I look for what my father describes as the three “E’s”: energy, effort and enthusiasm. These are the qualities that help you in a team setting and they’re incredibly important when you’re under pressure to meet what are increasingly more pressurized deadlines.
Then I look for someone who has an innate curiosity. Curiosity powers creativity and I have observed that the best people I have worked with have curious minds. Curiosity helps you to look at problems in new ways and it also allows you to make connections that help to unlock potential solutions.
I learned a lot from the change that we made at the top of the company when we changed from an all-male partner group to a 50/50 male/female partner group. That simple change unlocked not just the financial potential of representation … but also the creativity improved dramatically too and our employees thought the company was a better place to work.”
What’s one piece of career advice you wish you could give to your younger self?
Early on: I think I spent far too long worrying about how fast I was progressing and ultimately a career is a marathon, maybe even an ultra-marathon, not a sprint.
Later on: The best way to lead is to serve other people. Take your ego out of it and genuinely look after other people. If you do that, then they’ll look after you. It took me a long time to learn this.
Which books, podcasts, or new sources do you think everyone should read? Why?
Books: My friend Glenn Singleton’s Courageous Conversations books are excellent (there are two of them – Courageous Conversations about Race and MORE Courageous Conversations about Race). I am also partial to most things written by Malcolm Gladwell; Talking to Strangers is an interesting read.
Podcasts: Pivot with Kara Swisher and Scott Galloway is an excellent look into business and culture and they’re both pretty skeptical about advertising, which I like. My friend Matt Dixon (who is a trainer of world-class triathletes) has a podcast called the Purple Patch Podcast. It’s interesting because you realize so much of coaching an athlete is analogous to business. He has great guests and I often find myself making connections to how to make my leadership more effective.
News: The Guardian (for UK news) and The New York Times (for US news) and The New Yorker Magazine for everything else.
Diversity, equity and inclusion is front and center right now. How do you express your commitment to diversity, equity and inclusion in your personal and professional life?
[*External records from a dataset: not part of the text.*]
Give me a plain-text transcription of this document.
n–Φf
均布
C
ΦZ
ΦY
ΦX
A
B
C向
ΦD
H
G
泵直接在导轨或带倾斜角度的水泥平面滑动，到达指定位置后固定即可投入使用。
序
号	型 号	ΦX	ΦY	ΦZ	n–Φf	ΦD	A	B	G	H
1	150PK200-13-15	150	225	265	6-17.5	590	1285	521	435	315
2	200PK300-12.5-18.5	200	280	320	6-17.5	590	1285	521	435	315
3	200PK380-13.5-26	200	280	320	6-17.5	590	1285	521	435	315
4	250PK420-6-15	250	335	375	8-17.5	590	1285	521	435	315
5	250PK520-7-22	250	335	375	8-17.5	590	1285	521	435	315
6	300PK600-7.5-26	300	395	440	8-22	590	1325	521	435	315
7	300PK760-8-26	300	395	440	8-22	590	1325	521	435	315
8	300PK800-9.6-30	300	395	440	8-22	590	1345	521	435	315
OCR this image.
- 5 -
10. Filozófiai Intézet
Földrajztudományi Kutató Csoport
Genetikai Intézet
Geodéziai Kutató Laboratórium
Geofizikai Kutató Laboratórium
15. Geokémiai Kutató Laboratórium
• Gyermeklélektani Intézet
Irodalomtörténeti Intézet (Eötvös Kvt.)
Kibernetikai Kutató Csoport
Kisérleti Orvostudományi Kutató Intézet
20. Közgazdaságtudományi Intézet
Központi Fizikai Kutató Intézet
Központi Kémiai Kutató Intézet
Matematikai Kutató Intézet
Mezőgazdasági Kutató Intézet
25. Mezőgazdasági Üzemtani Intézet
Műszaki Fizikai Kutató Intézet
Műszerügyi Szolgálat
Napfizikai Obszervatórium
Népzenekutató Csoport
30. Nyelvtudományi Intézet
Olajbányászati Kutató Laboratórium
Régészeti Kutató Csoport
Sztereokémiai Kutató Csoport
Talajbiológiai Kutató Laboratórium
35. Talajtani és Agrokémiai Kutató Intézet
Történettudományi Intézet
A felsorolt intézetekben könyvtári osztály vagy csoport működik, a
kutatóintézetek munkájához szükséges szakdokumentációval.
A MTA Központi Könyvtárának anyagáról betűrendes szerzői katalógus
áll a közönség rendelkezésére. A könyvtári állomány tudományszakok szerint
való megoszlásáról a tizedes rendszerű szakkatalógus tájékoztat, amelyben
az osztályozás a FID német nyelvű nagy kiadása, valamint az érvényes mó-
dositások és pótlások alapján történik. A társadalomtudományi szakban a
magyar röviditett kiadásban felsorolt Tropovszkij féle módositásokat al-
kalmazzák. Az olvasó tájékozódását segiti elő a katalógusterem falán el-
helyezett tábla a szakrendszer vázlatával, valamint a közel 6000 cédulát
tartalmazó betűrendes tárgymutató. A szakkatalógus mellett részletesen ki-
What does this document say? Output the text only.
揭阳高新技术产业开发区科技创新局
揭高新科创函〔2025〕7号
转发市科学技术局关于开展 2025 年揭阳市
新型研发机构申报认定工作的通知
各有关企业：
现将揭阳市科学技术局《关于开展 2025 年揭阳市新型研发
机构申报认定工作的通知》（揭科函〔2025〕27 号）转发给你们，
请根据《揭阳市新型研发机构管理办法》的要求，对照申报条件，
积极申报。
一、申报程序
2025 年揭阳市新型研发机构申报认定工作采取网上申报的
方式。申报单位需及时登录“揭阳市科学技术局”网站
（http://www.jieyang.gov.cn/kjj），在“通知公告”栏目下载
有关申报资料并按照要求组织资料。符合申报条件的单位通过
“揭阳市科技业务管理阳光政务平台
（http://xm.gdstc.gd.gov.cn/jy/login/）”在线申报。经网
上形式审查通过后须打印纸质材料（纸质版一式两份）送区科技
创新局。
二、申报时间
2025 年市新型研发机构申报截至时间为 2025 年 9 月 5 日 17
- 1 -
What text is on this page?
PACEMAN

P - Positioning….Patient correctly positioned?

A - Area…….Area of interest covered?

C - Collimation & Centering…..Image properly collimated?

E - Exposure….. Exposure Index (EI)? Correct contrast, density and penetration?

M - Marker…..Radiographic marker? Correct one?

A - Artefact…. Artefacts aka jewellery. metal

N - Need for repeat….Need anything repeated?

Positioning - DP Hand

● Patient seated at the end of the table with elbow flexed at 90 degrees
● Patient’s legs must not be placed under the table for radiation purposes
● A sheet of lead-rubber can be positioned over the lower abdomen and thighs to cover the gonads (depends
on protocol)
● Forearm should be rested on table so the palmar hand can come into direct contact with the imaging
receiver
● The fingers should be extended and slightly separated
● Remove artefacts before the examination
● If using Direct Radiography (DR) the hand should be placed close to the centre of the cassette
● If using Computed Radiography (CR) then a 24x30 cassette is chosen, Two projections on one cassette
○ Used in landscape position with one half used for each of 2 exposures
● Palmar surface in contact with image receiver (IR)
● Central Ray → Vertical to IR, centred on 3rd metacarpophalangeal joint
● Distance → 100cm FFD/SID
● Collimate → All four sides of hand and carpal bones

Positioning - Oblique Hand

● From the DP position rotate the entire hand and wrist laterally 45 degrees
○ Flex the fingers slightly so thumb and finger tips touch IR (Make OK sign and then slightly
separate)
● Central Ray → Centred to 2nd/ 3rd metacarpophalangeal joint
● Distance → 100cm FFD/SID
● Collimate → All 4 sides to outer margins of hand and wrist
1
With time and with money and with action: Nothing can be achieved without these elements in play. I was drawn to the work by the brutal honesty of my two daughters who expressed concern that I was running a company with little or no real commitment to diversity. That was hard to hear but it was borne out in the basic facts. I then met Glenn Singleton who helped me (and the agency) to really examine race and how it plays out in our culture and in our work. He really changed my life because he forced me to examine how little I really knew. It was humbling.
What’s one tangible step every employer should take to help build a more representative organization?
I learned a lot from the change that we made at the top of the company when we changed from an all-male partner group to a 50/50 male/female partner group. That simple change unlocked not just the financial potential of representation (our business prospered financially with new leadership) but also the creativity improved dramatically too and our employees thought the company was a better place to work. However, there’s still so much work to do. We need more diversity at all levels of the company.
I think you also have to recognize and understand that this is an uncomfortable journey that will probably never be ever completed, at least in my lifetime at the agency. The analogy I like to use is that it’s like painting the Golden Gate Bridge, once you’ve finished you have to start back at the beginning again.
I also think that our culture is always evolving and changing and that a more representative organization has led us to produce better work and to perform better as a business.